On October 2nd 1921, a federation from Bologna promoted the institution of the first protected area in Italy by leasing 500 hectares of the Camosciara area from the municipality of Opi, forming the initial core of the park located in the higher part of the Fondillo Valley.
This has steadily expanded over the years to its present size of 50,000 ha of Park area and 80,000 ha of buffer zone.
On November 25th 1921, by acclamation through an opening ceremony, the "autonomous body of the Abruzzo National Park" was established.
In 1922, through the initiative of a temporary board headed by Erminio Sipari, local member of the Italian parliament, a territory of 12.000 hectares, owned by 7 municipalities, became the Abruzzo National Park.
Later on, the government, through the decree-law of January 11th 1923, legally recognised this institution.
The Park territory is divided in 4 different zones:
- Zone A - Integral Reserve (strict protection area):
- In this zone access is allowed only with a permit, mainly for scientific research purposes.
Tourists must go confined to tracks, and numbers are generally limited.
- Zone B - General Reserve:
- This area consists mainly of forest, mostly beech, and meadows. In this zone the park allows the continuation of traditional activities, such as collecting wood for fuel and crafts, collecting truffles and other wild mushrooms.

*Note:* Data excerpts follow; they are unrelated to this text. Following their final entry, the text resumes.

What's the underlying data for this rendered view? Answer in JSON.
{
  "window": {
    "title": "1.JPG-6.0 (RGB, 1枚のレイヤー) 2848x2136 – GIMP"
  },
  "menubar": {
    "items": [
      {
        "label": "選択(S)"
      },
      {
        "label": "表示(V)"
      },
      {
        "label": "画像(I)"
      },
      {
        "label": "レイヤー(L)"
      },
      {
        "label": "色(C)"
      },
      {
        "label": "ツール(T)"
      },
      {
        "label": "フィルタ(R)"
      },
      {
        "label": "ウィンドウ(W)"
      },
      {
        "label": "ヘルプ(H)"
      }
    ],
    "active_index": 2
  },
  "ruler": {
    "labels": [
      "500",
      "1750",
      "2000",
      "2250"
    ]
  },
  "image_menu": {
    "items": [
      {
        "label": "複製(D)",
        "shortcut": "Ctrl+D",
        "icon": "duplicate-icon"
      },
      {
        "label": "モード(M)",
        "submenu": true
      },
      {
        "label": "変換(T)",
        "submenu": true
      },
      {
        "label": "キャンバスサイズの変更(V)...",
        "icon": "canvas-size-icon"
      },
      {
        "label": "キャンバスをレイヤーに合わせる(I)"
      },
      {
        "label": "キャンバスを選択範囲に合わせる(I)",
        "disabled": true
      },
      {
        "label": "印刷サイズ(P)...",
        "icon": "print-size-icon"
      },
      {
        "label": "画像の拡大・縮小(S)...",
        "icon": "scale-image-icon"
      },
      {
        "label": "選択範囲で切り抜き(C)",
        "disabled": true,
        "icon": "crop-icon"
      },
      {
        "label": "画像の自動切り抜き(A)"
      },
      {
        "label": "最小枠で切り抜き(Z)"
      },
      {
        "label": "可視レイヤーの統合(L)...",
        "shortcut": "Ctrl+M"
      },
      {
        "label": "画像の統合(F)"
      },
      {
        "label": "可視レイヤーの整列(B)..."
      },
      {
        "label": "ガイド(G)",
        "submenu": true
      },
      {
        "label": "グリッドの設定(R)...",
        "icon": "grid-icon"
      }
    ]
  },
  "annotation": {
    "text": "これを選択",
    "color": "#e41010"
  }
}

- Zone C - Protected Landscape:
- This area is formed mainly by farmland along the flat alluvial area of the valleys, and is still managed in traditional ways.
- Zone D Development zone:
- This is the area where the villages are located.

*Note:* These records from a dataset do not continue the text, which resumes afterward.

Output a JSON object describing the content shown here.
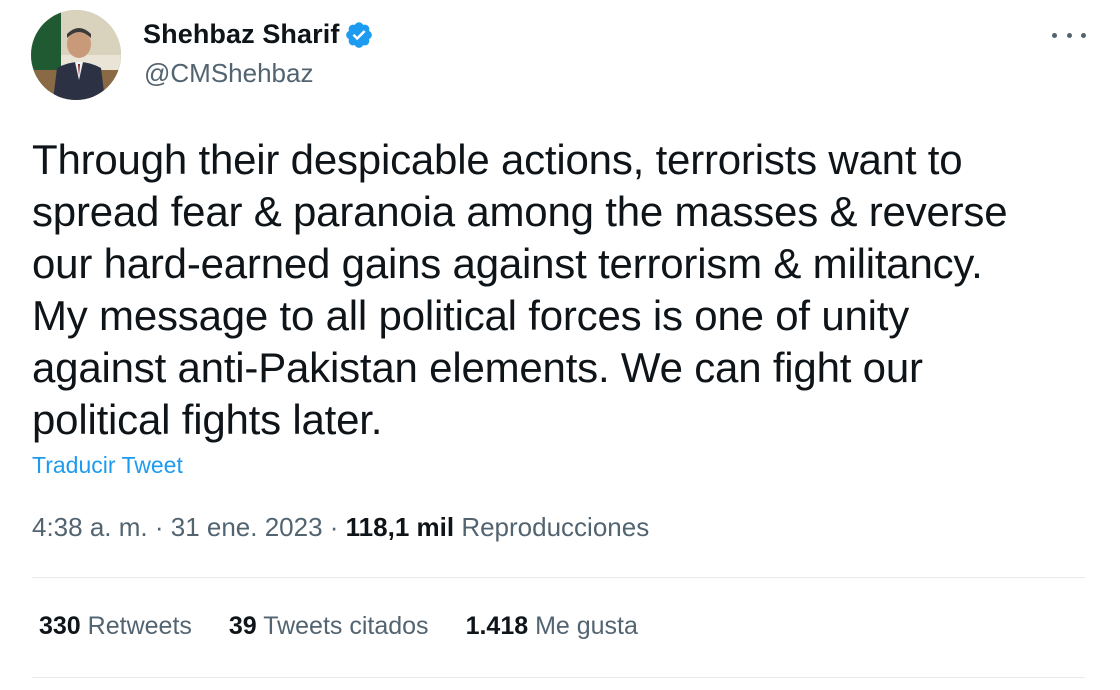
{
  "author": {
    "display_name": "Shehbaz Sharif",
    "handle": "@CMShehbaz",
    "verified": true
  },
  "tweet": {
    "text": "Through their despicable actions, terrorists want to\nspread fear & paranoia among the masses & reverse\nour hard-earned gains against terrorism & militancy.\nMy message to all political forces is one of unity\nagainst anti-Pakistan elements. We can fight our\npolitical fights later.",
    "translate_label": "Traducir Tweet"
  },
  "meta": {
    "time": "4:38 a. m.",
    "sep1": " · ",
    "date": "31 ene. 2023",
    "sep2": " · ",
    "views_count": "118,1 mil",
    "views_label": "Reproducciones"
  },
  "stats": {
    "retweets_count": "330",
    "retweets_label": "Retweets",
    "quotes_count": "39",
    "quotes_label": "Tweets citados",
    "likes_count": "1.418",
    "likes_label": "Me gusta"
  },
  "colors": {
    "link": "#1d9bf0",
    "secondary_text": "#536471",
    "primary_text": "#0f1419",
    "divider": "#e6ecf0"
  },
  "icons": {
    "verified": "verified-badge-icon",
    "more": "more-horizontal-icon"
  }
}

The park, besides being the oldest national park in Italy, is also the richest in biodiversity.
Here lives one of the rarest world species, the Marsican brown bear, that can weigh more than 200 kg. The population of this plantigrade with a very solitary, quiet behaviour doesn't reach 100 individuals.
They feed on what nature offers: fruits, berries, grass, insects, honey, plants, roots and other animals.
In the Park live also the endemic Apennine Chamois, the Apennine wolf, the red deer, the roe deer, the wild boar, the golden eagle and the white-backed woodpecker, together with many other species, composing an exceptional biodiversity.
Flora and vegetation
The flora of the Park is very rich, so it has always been worth studying.
More than 2000 different species of higher plants have been listed, without mentioning moss, mushrooms, lichens and algae.
Many of them are endemic, rare or endangered.
Almost 60% of the Park territory is covered by woods. Prevalent are the beech-woods that can be found between 900 and 1800 meters above sea level, so they contribute to create a very colourful landscape that changes from season to season.
Focus on the bear
Present status of bear research
In 2003 the Park subscribed an agreement with the department of Animal and Man Biology of the University of Rome to implement a research on large carnivores, focusing their interest principally on the Marsican Brown Bear.
Aims of the study are to:
- Produce objective and reliable data
- Present effective solutions to managerial and conservation problems
- Identify managerial alternatives
- Support educational, sensitivity and increase programs
Since 2004, 14 individuals of Marsican brown bear have been captured and fitted with a radio-collar. They are now being monitored with radio-tracking techniques, to better understand their behaviour and space use.
Park rangers: the Park has its own Rangers Corps formed by 42 elements.
Education and volunteers: In the Park the volunteers are linked to the educational service, and during their stay they will have the assistance of the park's staff. The educational department organises and coordinates guided tours and facilities on the Park area with its own staff but also for local organisations.